The Zomba study noted that those who served as the "receptive partner" were usually: "recently detained, either juveniles or young adults, who have no blanket, soap, plates or food. They have no relatives from the outside to help them and care for them, they are in physical need and confused by their recent detention, and they turn to somebody to care for them. The ones they usually turn to are those who have outside supplies. The relationship between them was described as similar to that between a poor prostitute and a rich client."

The report also noted the existence of "prostitution rings", in which guards were involved in smuggling juveniles into the adult blocks, sometimes for as little as 30 US cents. The practice was assisted by inadequate supervision and segregation of juveniles from adult inmates.

The appalling physical conditions of most prisons in Southern Africa, along with inadequate nutrition and health services, exacerbates the incidence of AIDS. Particularly serious is tuberculosis (TB), which can easily spread in overcrowded prison conditions. People with HIV are especially vulnerable to TB, and HIV-positive people can transmit the disease to those not infected with HIV, the UNAIDS report warned.
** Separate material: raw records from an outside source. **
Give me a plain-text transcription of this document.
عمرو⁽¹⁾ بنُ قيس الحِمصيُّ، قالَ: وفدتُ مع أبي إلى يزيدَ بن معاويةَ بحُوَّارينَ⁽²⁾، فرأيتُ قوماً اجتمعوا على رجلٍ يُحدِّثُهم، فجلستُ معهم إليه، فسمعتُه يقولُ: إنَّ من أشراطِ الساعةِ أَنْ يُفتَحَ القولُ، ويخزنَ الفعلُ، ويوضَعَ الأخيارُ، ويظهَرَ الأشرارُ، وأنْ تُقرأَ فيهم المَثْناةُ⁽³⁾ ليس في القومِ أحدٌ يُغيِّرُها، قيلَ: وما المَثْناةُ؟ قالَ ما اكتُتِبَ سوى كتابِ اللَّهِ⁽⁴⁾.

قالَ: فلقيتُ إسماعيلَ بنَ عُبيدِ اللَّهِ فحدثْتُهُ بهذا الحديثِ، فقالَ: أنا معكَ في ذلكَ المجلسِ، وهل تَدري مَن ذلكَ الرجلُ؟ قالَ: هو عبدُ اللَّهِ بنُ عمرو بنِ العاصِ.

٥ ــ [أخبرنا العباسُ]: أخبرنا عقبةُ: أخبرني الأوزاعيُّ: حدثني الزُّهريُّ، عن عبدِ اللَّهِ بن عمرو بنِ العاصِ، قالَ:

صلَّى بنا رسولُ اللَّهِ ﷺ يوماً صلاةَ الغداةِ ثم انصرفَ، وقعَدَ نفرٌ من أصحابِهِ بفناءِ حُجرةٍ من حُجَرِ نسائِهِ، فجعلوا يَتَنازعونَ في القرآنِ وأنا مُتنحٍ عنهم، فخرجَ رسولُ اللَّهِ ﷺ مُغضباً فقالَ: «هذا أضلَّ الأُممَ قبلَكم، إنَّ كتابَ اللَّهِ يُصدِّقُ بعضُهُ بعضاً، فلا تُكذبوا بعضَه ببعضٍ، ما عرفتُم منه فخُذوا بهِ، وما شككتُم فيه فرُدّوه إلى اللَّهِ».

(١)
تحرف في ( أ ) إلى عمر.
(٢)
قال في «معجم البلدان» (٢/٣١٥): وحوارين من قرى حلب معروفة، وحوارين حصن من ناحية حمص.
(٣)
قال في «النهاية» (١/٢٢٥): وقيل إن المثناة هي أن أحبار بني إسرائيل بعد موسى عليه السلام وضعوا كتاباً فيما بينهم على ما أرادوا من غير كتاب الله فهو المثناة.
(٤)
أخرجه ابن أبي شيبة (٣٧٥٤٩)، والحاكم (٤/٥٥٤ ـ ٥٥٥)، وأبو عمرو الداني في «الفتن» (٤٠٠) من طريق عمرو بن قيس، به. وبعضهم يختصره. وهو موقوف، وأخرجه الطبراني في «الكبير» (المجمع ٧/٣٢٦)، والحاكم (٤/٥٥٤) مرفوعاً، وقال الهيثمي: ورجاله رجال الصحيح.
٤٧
The potential for the spread of HIV is also increased by a lack of information and education, and a lack of proper medical care. STIs, if left untreated, can greatly increase a person's vulnerability to HIV through sexual contact, UNAIDS noted.


Rather than accepting the reality of sexual activity and the attendant risks, most prison authorities in Southern Africa refuse to provide condoms for inmates in the belief that it will encourage homosexuality. Attitudes of denial will have to change if societies want to see the rate of HIV infection – inside prison and outside - decrease.

The UNAIDS position is clear. "Recognising the fact that sexual contact does occur and cannot be stopped in prison settings, and given the high risk of disease transmission that it carries, UNAIDS believes that it is vital that condoms, together with lubricant, should be readily available to prisoners. This should be done either using dispensing machines, or supplies in the prison medical service."

Even in South Africa where the provision of condoms is policy, in the prisons themselves, access is still circumscribed by issues of shame and censure.

"The impact of HIV/AIDS on prisoners is most visible in the rising
number of deaths in prison each year," the ISS report cautioned. "What must be
envisioned is the positive impact prisoners can have on HIV/AIDS."

The study recommends aggressive behavioural change interventions, transforming
cells into classrooms, in which gang leaders are co-opted as peer educators. It also calls for better health education and health services, enabling the prison authorities to make "significant contributions towards an AIDS-free generation in South Africa".